A imagem mostra uma médica segurando o braço de uma paciente.

Infecção por HPV: controlar afasta o câncer

07/02/2018 - 3 minutos de leitura

Muito se fala em prevenção, mas, às vezes, ela falha. E não é preciso entrar em pânico por causa disso. Controlar o vírus, a partir de um acompanhamento periódico, permite contê-lo, evitando que progrida para um tumor. Quer saber como?

Ser diagnosticado com HPV é um choque. Não raro, gera um misto de sentimentos, como culpa, medo e baixa autoestima. Mas, antes de tudo, é importante saber que você não está só: cerca de 20% das brasileiras são portadoras do vírus e esse índice pode chegar a 80%, aos 50 anos, de acordo com as Diretrizes para o Diagnóstico e Tratamento do HPV na Rede Municipal de São Paulo. Ou seja, trata-se de um vírus sexualmente transmissível bastante prevalente na população.

Outro esclarecimento que não pode faltar é que a presença do HPV no organismo não é sentença de câncer de colo de útero. Existem tipos e tipos do vírus, alguns de alto risco, outros, de baixo.

Ok, agora vamos considerar a pior das hipóteses, a de uma lesão por HPV de alto risco aparecer, ameaçando evoluir para um tumor. Ainda assim, há uma probabilidade próxima de 100% de tratá-la sem ter de enfrentar nenhuma complicação, bem antes de se transformar em câncer.

Em média, o tempo entre a infecção por HPV de alto risco e o desenvolvimento da doença é de 10 anos. Nem por isso você pode esperar tanto tempo para ir ao ginecologista — mesmo que não seja portadora do vírus, que fique claro! O alerta vale para os homens, já que o HPV também está associado ao câncer de pênis. Portanto, verrugas ou lesões suspeitas devem ser avaliadas por um urologista.

O recado é claro: se você fizer tudo como manda o figurino, a tendência é que a doença passe ao largo. O ponto de partida é o exame de colpocitologia oncótica, ou Papanicolaou, como é mais conhecido.

No Brasil, a recomendação é o rastreamento do vírus em mulheres de 25 a 64 anos, que já iniciaram a atividade sexual, de acordo com o Instituto Nacional do Câncer (Inca). Ele deve ser anual e, após dois resultados consecutivos negativos, o intervalo passa a ser de três anos. 
A partir dessa primeira análise, o especialista irá orientar os procedimedntos necessários, diante de eventuais alterações no resultado.

Cada problema, uma conduta

O vírus do HPV pode se apresentar de formas diferentes, ao longo da vida, e é isso o que vai determinar o tratamento. 
Segundo o Protocolo Clínico e Diretrizes Terapêuticas para Atenção Integral às Pessoas com Infecções Sexualmente Transmissíveis, do Ministério da Saúde, as possibilidades são as seguintes:

Apresentação latente: é quando a pessoa infectada não apresenta nenhuma lesão, apenas resultado positivo para um teste chamado de captura híbrida, que detecta o DNA viral. Essa condição pode se prolongar indefinidamente — até pela vida toda. E, muitas vezes, o próprio organismo dá conta de inativar o vírus. A orientação, neste caso, é manter o acompanhamento com Papanicolaou.
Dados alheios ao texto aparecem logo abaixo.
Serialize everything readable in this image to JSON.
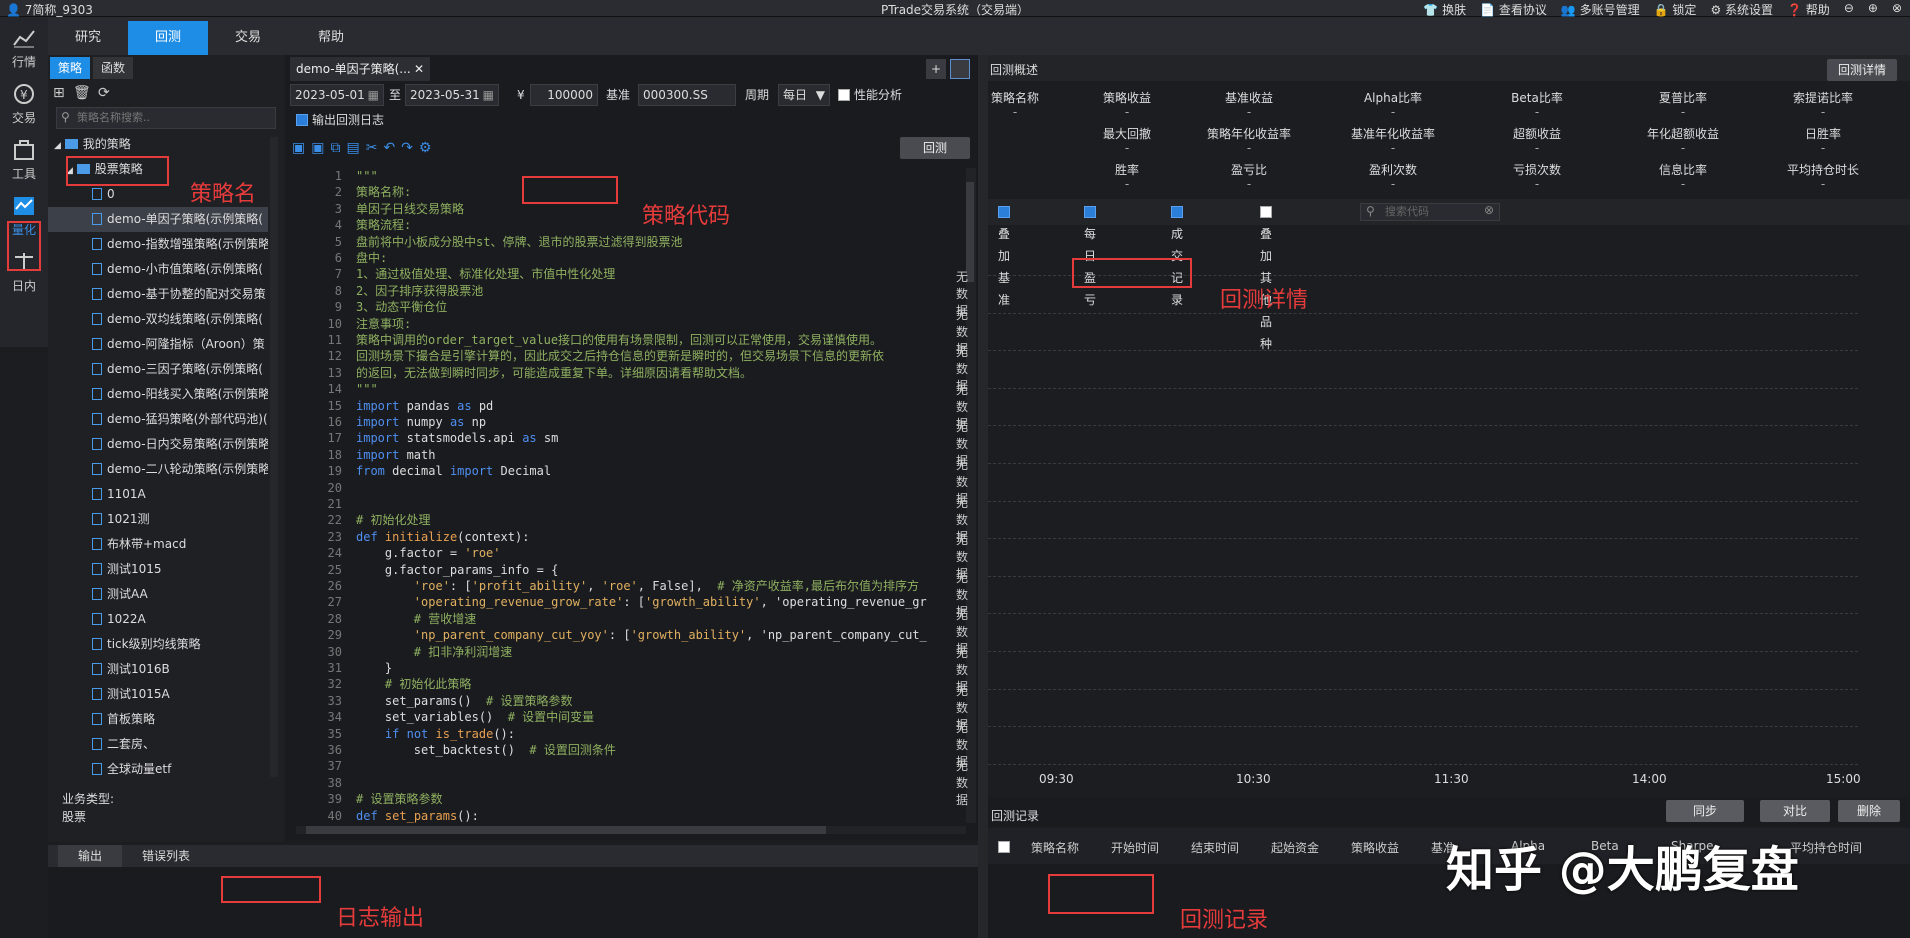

Apresentação subclínica: trata-se de microlesões que só podem ser identificadas por meio de exames, como o Papanicolaou. Na maioria das vezes, elas são de baixo risco. Mas, a presença dos tipos oncogênicos, com grande potencial de gerar tumores, requer a realização de outro exame, batizado de colposcopia. O método permite aumentar a visão do tecido uterino em até 16 vezes, com auxílio de substâncias que tornam qualquer anormalidade evidente. Se uma alteração for flagrada, o médico poderá realizar uma biópsia. Mas, se ele concluir que a lesão é de baixo risco, bastará repetir os exames preventivos com um intervalo menor, de seis meses, levando em conta que há possibilidade de o problema regredir espontaneamente.

Apresentação clínica: trata-se de lesões maiores e mais fáceis de serem visualizadas. Muitas vezes, elas se manifestam em formato de verruga genital, podendo adquirir aspecto de uma couve-flor. Dependendo de seu tamanho ou localização, pode provocar uma sensação dolorosa. Nos homens, tendem a se manifestar na glande ou na região perianal. No entanto, se detectadas nos exames preventivos, as lesões só devem ser biopsiadas se apresentarem um aspecto suspeito.

E depois?

Vários fatores devem ser levados em consideração na hora de definir o tratamento, como o número, o local e o tamanho das lesões. As opções terapêuticas variam desde aplicação de ácido e substâncias que barram a proliferação celular, até cauterização, criocauterização (congelamento) e cirurgia. Caso a alteração não regrida no prazo de seis meses, pode ser necesssário rever a estratégia de tratamento.